Even assuming that Standifer can establish the other elements of her case, she cannot overcome summary judgment because she has failed, under Louisiana law, to generate factual issues that the wheel stop created an unreasonable risk of harm. Standifer clearly failed to observe her pathway as she walked, in spite of the fact that the wheel stop was well-maintained and contrasted noticeably with the store’s black asphalt parking lot. The likelihood of harm was minimal–particularly in this case because it certainly was not reasonably foreseeable that a patron, entering the store in broad daylight, would fail to notice the wheel stop and trip over it[5]–in comparison to the significant utility of preventing vehicles from jumping the curb and striking the store’s propane tank display.

Moreover, Beard’s opinion[6] that the wheel stop should have been painted yellow is insufficient to generate a jury question that the wheel stop created an unreasonable risk of harm under Louisiana law. In Labit, the Louisiana Fourth Circuit of Appeals disregarded an expert opinion that an unpainted wheel stop created an unreasonable risk of harm and upheld summary judgment in the defendant’s favor.

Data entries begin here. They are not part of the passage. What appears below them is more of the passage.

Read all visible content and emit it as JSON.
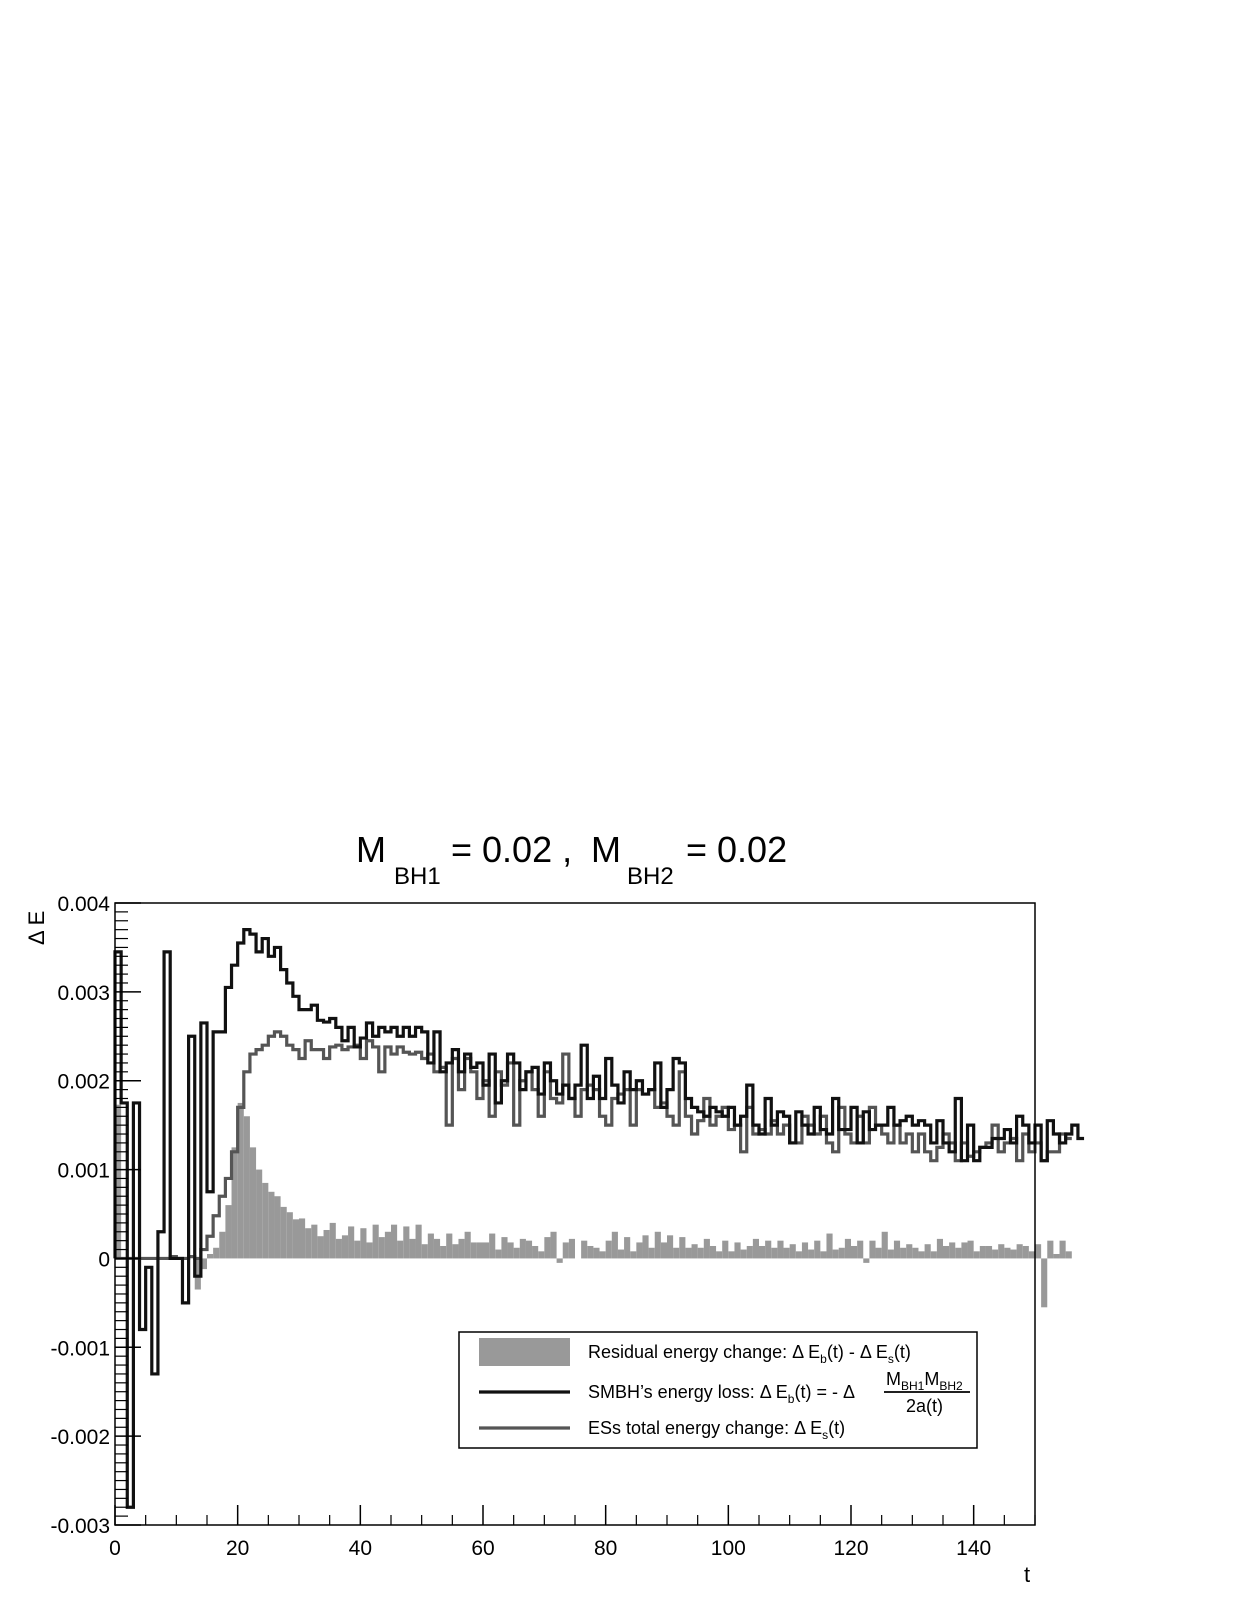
{
  "chart_data": {
    "type": "bar",
    "title": {
      "m1_symbol": "M",
      "m1_sub": "BH1",
      "m1_value": "= 0.02 ,",
      "m2_symbol": "M",
      "m2_sub": "BH2",
      "m2_value": "= 0.02"
    },
    "xlabel": "t",
    "ylabel": "Δ E",
    "xlim": [
      0,
      150
    ],
    "ylim": [
      -0.003,
      0.004
    ],
    "bin_width": 1,
    "x_ticks": [
      0,
      20,
      40,
      60,
      80,
      100,
      120,
      140
    ],
    "y_ticks": [
      {
        "value": -0.003,
        "label": "-0.003"
      },
      {
        "value": -0.002,
        "label": "-0.002"
      },
      {
        "value": -0.001,
        "label": "-0.001"
      },
      {
        "value": 0,
        "label": "0"
      },
      {
        "value": 0.001,
        "label": "0.001"
      },
      {
        "value": 0.002,
        "label": "0.002"
      },
      {
        "value": 0.003,
        "label": "0.003"
      },
      {
        "value": 0.004,
        "label": "0.004"
      }
    ],
    "grid": false,
    "legend_position": "bottom-right",
    "colors": {
      "residual": "#999999",
      "smbh": "#111111",
      "ess": "#555555"
    },
    "series": [
      {
        "key": "residual",
        "style": "filled",
        "legend_text": "Residual energy change: Δ E_b(t) - Δ E_s(t)",
        "values": [
          0.00173,
          0.0,
          0.0,
          0.0,
          0.0,
          0.0,
          0.0,
          0.0,
          0.0,
          0.0,
          0.0,
          0.0,
          0.0,
          -0.00035,
          -0.00012,
          5e-05,
          0.00012,
          0.0003,
          0.0006,
          0.00125,
          0.00175,
          0.0016,
          0.00125,
          0.001,
          0.00085,
          0.00075,
          0.0007,
          0.00058,
          0.00052,
          0.00044,
          0.00045,
          0.00034,
          0.00038,
          0.00025,
          0.00032,
          0.0004,
          0.00022,
          0.00026,
          0.00036,
          0.0002,
          0.00034,
          0.00018,
          0.00038,
          0.00024,
          0.0003,
          0.00038,
          0.0002,
          0.00036,
          0.00022,
          0.00038,
          0.00016,
          0.00028,
          0.00022,
          0.00014,
          0.00028,
          0.00016,
          0.00022,
          0.0003,
          0.00018,
          0.00018,
          0.00018,
          0.00028,
          0.0001,
          0.00024,
          0.00018,
          0.00012,
          0.00022,
          0.0002,
          0.00014,
          8e-05,
          0.00024,
          0.0003,
          -5e-05,
          0.00018,
          0.00022,
          0.0,
          0.0002,
          0.00014,
          0.00012,
          8e-05,
          0.0002,
          0.0003,
          0.0001,
          0.00024,
          8e-05,
          0.00018,
          0.00026,
          0.00012,
          0.0003,
          0.00018,
          0.00026,
          0.00012,
          0.00024,
          0.00012,
          0.00016,
          0.00012,
          0.00022,
          0.00014,
          8e-05,
          0.0002,
          8e-05,
          0.00018,
          0.0001,
          0.00014,
          0.00022,
          0.00014,
          0.0002,
          0.00012,
          0.0002,
          0.00012,
          0.00016,
          8e-05,
          0.00018,
          0.0001,
          0.0002,
          8e-05,
          0.00028,
          0.0001,
          0.00012,
          0.00022,
          0.00014,
          0.0002,
          -5e-05,
          0.0002,
          0.00012,
          0.0003,
          0.0001,
          0.0002,
          0.00012,
          0.00016,
          0.00012,
          8e-05,
          0.00016,
          8e-05,
          0.00022,
          0.00014,
          0.00018,
          0.00012,
          0.00018,
          0.0002,
          8e-05,
          0.00014,
          0.00014,
          0.0001,
          0.00016,
          0.00012,
          0.0001,
          0.00016,
          0.00014,
          8e-05,
          0.00016,
          -0.00055,
          0.0002,
          5e-05,
          0.0002,
          8e-05
        ]
      },
      {
        "key": "smbh",
        "style": "step",
        "legend_text": "SMBH’s energy loss: Δ E_b(t) = - Δ M_BH1 M_BH2 / 2a(t)",
        "values": [
          0.00345,
          0.00175,
          -0.0028,
          0.00175,
          -0.0008,
          -0.0001,
          -0.0013,
          0.0003,
          0.00345,
          0.0,
          0.0,
          -0.0005,
          0.0025,
          -0.0002,
          0.00265,
          0.00075,
          0.00255,
          0.00255,
          0.00305,
          0.0033,
          0.00355,
          0.0037,
          0.00365,
          0.00345,
          0.0036,
          0.0034,
          0.0035,
          0.00325,
          0.0031,
          0.00295,
          0.0028,
          0.0028,
          0.00285,
          0.00268,
          0.00266,
          0.0027,
          0.0026,
          0.00245,
          0.0026,
          0.00238,
          0.00248,
          0.00265,
          0.0025,
          0.0026,
          0.00255,
          0.0026,
          0.0025,
          0.0026,
          0.0025,
          0.0026,
          0.00255,
          0.0022,
          0.00255,
          0.0021,
          0.0022,
          0.00235,
          0.0021,
          0.0023,
          0.00215,
          0.0022,
          0.00195,
          0.0023,
          0.00175,
          0.002,
          0.0023,
          0.0022,
          0.0019,
          0.0021,
          0.00215,
          0.00185,
          0.0022,
          0.002,
          0.00185,
          0.00195,
          0.0018,
          0.00195,
          0.0024,
          0.0018,
          0.00205,
          0.0018,
          0.00225,
          0.00195,
          0.00175,
          0.0021,
          0.0019,
          0.002,
          0.00185,
          0.0019,
          0.0022,
          0.0017,
          0.0019,
          0.00225,
          0.0022,
          0.0018,
          0.0017,
          0.00165,
          0.0016,
          0.0017,
          0.00165,
          0.0016,
          0.0017,
          0.0015,
          0.0016,
          0.00195,
          0.0015,
          0.0014,
          0.0018,
          0.0015,
          0.00165,
          0.0016,
          0.0013,
          0.00165,
          0.0015,
          0.0014,
          0.0017,
          0.00145,
          0.0014,
          0.0018,
          0.00145,
          0.00145,
          0.0017,
          0.0013,
          0.00165,
          0.00145,
          0.0015,
          0.0015,
          0.0017,
          0.0015,
          0.00155,
          0.0016,
          0.0015,
          0.00155,
          0.0015,
          0.0013,
          0.00155,
          0.0013,
          0.0012,
          0.0018,
          0.0011,
          0.0015,
          0.0011,
          0.00125,
          0.00125,
          0.00135,
          0.00135,
          0.00145,
          0.0013,
          0.0016,
          0.0015,
          0.0013,
          0.0015,
          0.0011,
          0.00155,
          0.0014,
          0.0013,
          0.0014,
          0.0015,
          0.00135
        ]
      },
      {
        "key": "ess",
        "style": "step",
        "legend_text": "ESs total energy change: Δ E_s(t)",
        "values": [
          0.0,
          0.0,
          0.0,
          0.0,
          0.0,
          0.0,
          0.0,
          0.0,
          0.0,
          2e-05,
          0.0,
          0.0,
          2e-05,
          0.0,
          0.0001,
          0.00025,
          0.00048,
          0.0007,
          0.0009,
          0.0012,
          0.0017,
          0.0021,
          0.0023,
          0.00235,
          0.0024,
          0.0025,
          0.00255,
          0.0025,
          0.0024,
          0.00235,
          0.00225,
          0.00245,
          0.00235,
          0.00235,
          0.00225,
          0.00238,
          0.0024,
          0.00235,
          0.00238,
          0.0024,
          0.00225,
          0.00245,
          0.00238,
          0.0021,
          0.00238,
          0.0023,
          0.00238,
          0.00232,
          0.0023,
          0.00232,
          0.00225,
          0.0023,
          0.0021,
          0.00215,
          0.0015,
          0.00225,
          0.0019,
          0.00225,
          0.0021,
          0.0018,
          0.002,
          0.0016,
          0.0021,
          0.00195,
          0.0022,
          0.0015,
          0.002,
          0.0021,
          0.0019,
          0.0016,
          0.0021,
          0.0018,
          0.00175,
          0.0023,
          0.0018,
          0.0016,
          0.0019,
          0.00195,
          0.0019,
          0.0016,
          0.0015,
          0.0018,
          0.00185,
          0.0019,
          0.0015,
          0.0019,
          0.00185,
          0.0019,
          0.0017,
          0.00175,
          0.0016,
          0.0015,
          0.0021,
          0.0016,
          0.0014,
          0.00155,
          0.0018,
          0.0015,
          0.0016,
          0.0017,
          0.00145,
          0.0015,
          0.0012,
          0.0017,
          0.0014,
          0.00145,
          0.0014,
          0.00155,
          0.0014,
          0.0015,
          0.0013,
          0.0013,
          0.0016,
          0.0015,
          0.0014,
          0.0016,
          0.0013,
          0.0012,
          0.0017,
          0.0014,
          0.0013,
          0.0016,
          0.0013,
          0.0017,
          0.0015,
          0.0014,
          0.0013,
          0.0015,
          0.0013,
          0.0014,
          0.0012,
          0.0014,
          0.0012,
          0.0011,
          0.00125,
          0.0014,
          0.0013,
          0.0011,
          0.0013,
          0.00115,
          0.0012,
          0.00125,
          0.0013,
          0.0015,
          0.0012,
          0.0013,
          0.00135,
          0.0011,
          0.0014,
          0.0012,
          0.0013,
          0.0011,
          0.0012,
          0.0012,
          0.0014,
          0.00135
        ]
      }
    ]
  }
}
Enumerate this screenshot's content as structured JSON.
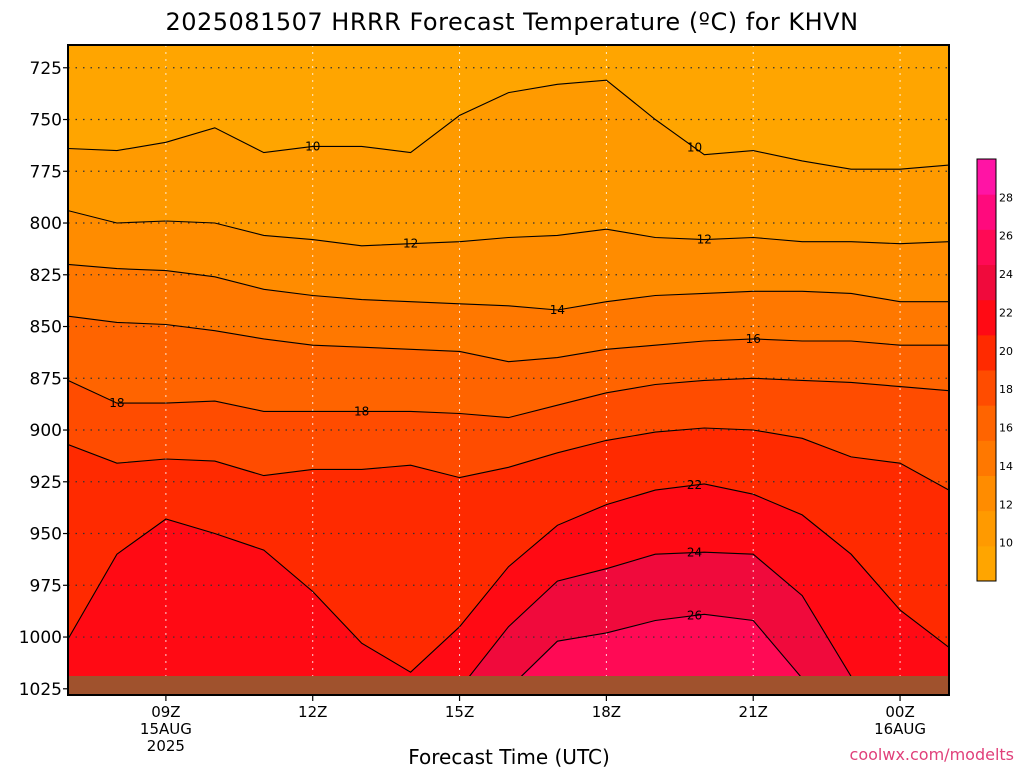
{
  "chart_data": {
    "type": "heatmap",
    "title": "2025081507 HRRR Forecast Temperature (ºC) for KHVN",
    "xlabel": "Forecast Time (UTC)",
    "ylabel": "",
    "credit": "coolwx.com/modelts",
    "x_ticks": [
      {
        "hour": 9,
        "lines": [
          "09Z",
          "15AUG",
          "2025"
        ]
      },
      {
        "hour": 12,
        "lines": [
          "12Z"
        ]
      },
      {
        "hour": 15,
        "lines": [
          "15Z"
        ]
      },
      {
        "hour": 18,
        "lines": [
          "18Z"
        ]
      },
      {
        "hour": 21,
        "lines": [
          "21Z"
        ]
      },
      {
        "hour": 24,
        "lines": [
          "00Z",
          "16AUG"
        ]
      }
    ],
    "xlim_hours": [
      7,
      25
    ],
    "y_ticks": [
      725,
      750,
      775,
      800,
      825,
      850,
      875,
      900,
      925,
      950,
      975,
      1000,
      1025
    ],
    "ylim_hPa": [
      714,
      1028
    ],
    "grid": true,
    "colorbar": {
      "ticks": [
        10,
        12,
        14,
        16,
        18,
        20,
        22,
        24,
        26,
        28
      ],
      "bounds": [
        8,
        30
      ],
      "step": 2,
      "colors": [
        "#ffa500",
        "#ff9a00",
        "#ff8c00",
        "#ff7800",
        "#ff6400",
        "#ff4c00",
        "#ff2a00",
        "#ff0a14",
        "#f00a3c",
        "#ff0a55",
        "#ff0a7d",
        "#ff14a5"
      ]
    },
    "ground_color": "#a0522d",
    "x_hours": [
      7,
      8,
      9,
      10,
      11,
      12,
      13,
      14,
      15,
      16,
      17,
      18,
      19,
      20,
      21,
      22,
      23,
      24,
      25
    ],
    "isotherms": [
      {
        "temp": 10,
        "pressure": [
          764,
          765,
          761,
          754,
          766,
          763,
          763,
          766,
          748,
          737,
          733,
          731,
          750,
          767,
          765,
          770,
          774,
          774,
          772
        ],
        "labels": [
          {
            "hour": 12,
            "text": "10"
          },
          {
            "hour": 19.8,
            "text": "10"
          }
        ]
      },
      {
        "temp": 12,
        "pressure": [
          794,
          800,
          799,
          800,
          806,
          808,
          811,
          810,
          809,
          807,
          806,
          803,
          807,
          808,
          807,
          809,
          809,
          810,
          809
        ],
        "labels": [
          {
            "hour": 14,
            "text": "12"
          },
          {
            "hour": 20,
            "text": "12"
          }
        ]
      },
      {
        "temp": 14,
        "pressure": [
          820,
          822,
          823,
          826,
          832,
          835,
          837,
          838,
          839,
          840,
          842,
          838,
          835,
          834,
          833,
          833,
          834,
          838,
          838
        ],
        "labels": [
          {
            "hour": 17,
            "text": "14"
          }
        ]
      },
      {
        "temp": 16,
        "pressure": [
          845,
          848,
          849,
          852,
          856,
          859,
          860,
          861,
          862,
          867,
          865,
          861,
          859,
          857,
          856,
          857,
          857,
          859,
          859
        ],
        "labels": [
          {
            "hour": 21,
            "text": "16"
          }
        ]
      },
      {
        "temp": 18,
        "pressure": [
          876,
          887,
          887,
          886,
          891,
          891,
          891,
          891,
          892,
          894,
          888,
          882,
          878,
          876,
          875,
          876,
          877,
          879,
          881
        ],
        "labels": [
          {
            "hour": 8,
            "text": "18"
          },
          {
            "hour": 13,
            "text": "18"
          }
        ]
      },
      {
        "temp": 20,
        "pressure": [
          907,
          916,
          914,
          915,
          922,
          919,
          919,
          917,
          923,
          918,
          911,
          905,
          901,
          899,
          900,
          904,
          913,
          916,
          929
        ],
        "labels": []
      },
      {
        "temp": 22,
        "pressure": [
          1001,
          960,
          943,
          950,
          958,
          978,
          1003,
          1017,
          995,
          966,
          946,
          936,
          929,
          926,
          931,
          941,
          960,
          987,
          1005
        ],
        "labels": [
          {
            "hour": 19.8,
            "text": "22"
          }
        ]
      },
      {
        "temp": 24,
        "pressure": [
          null,
          null,
          null,
          null,
          null,
          1025,
          1025,
          1025,
          1025,
          995,
          973,
          967,
          960,
          959,
          960,
          980,
          1019,
          1025,
          1025
        ],
        "labels": [
          {
            "hour": 19.8,
            "text": "24"
          }
        ]
      },
      {
        "temp": 26,
        "pressure": [
          null,
          null,
          null,
          null,
          null,
          null,
          null,
          null,
          null,
          1025,
          1002,
          998,
          992,
          989,
          992,
          1020,
          1025,
          null,
          null
        ],
        "labels": [
          {
            "hour": 19.8,
            "text": "26"
          }
        ]
      },
      {
        "temp": 28,
        "pressure": [
          null,
          null,
          null,
          null,
          null,
          null,
          null,
          null,
          null,
          null,
          null,
          1025,
          1022,
          1022,
          1025,
          null,
          null,
          null,
          null
        ],
        "labels": []
      }
    ]
  }
}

Labit, 91 So.3d at 547-48. The plaintiff tripped over an unpainted wheel stop in a New Orleans casino parking lot and sued the casino, the landowner, and the subcontractor who renovated the parking lot, claiming that the unpainted wheel stop presented a hazard. Id. at 42. The trial court granted summary judgment, despite expert opinions that the wheel stop should have been painted yellow and that wheel stops should not be placed in a foreseeable pedestrian path where low lighting conditions existed. Id. at 547, 555. The Louisiana Fourth Circuit Court of Appeals nonetheless upheld summary judgment, reasoning these expert opinions did “not constitute evidence that an unpainted wheel stop is a hazardous condition.” Id. at 547.[7]

Louisiana law is clear: a well-maintained wheel stop does not present an unreasonable risk of harm. Applying this principle here, and emphasizing the facts that the wheel stop in question contrasted noticeably with Circle K’s parking lot, and that Standifer did not observe her pathway, the Court finds as a matter of fact and law that the wheel stop did not constitute an unreasonable risk of harm.

III. Conclusion

For the reasons stated above, Circle K’s Motion for Summary Judgment is GRANTED, and Standifer’s claims are DISMISSED WITH PREJUDICE.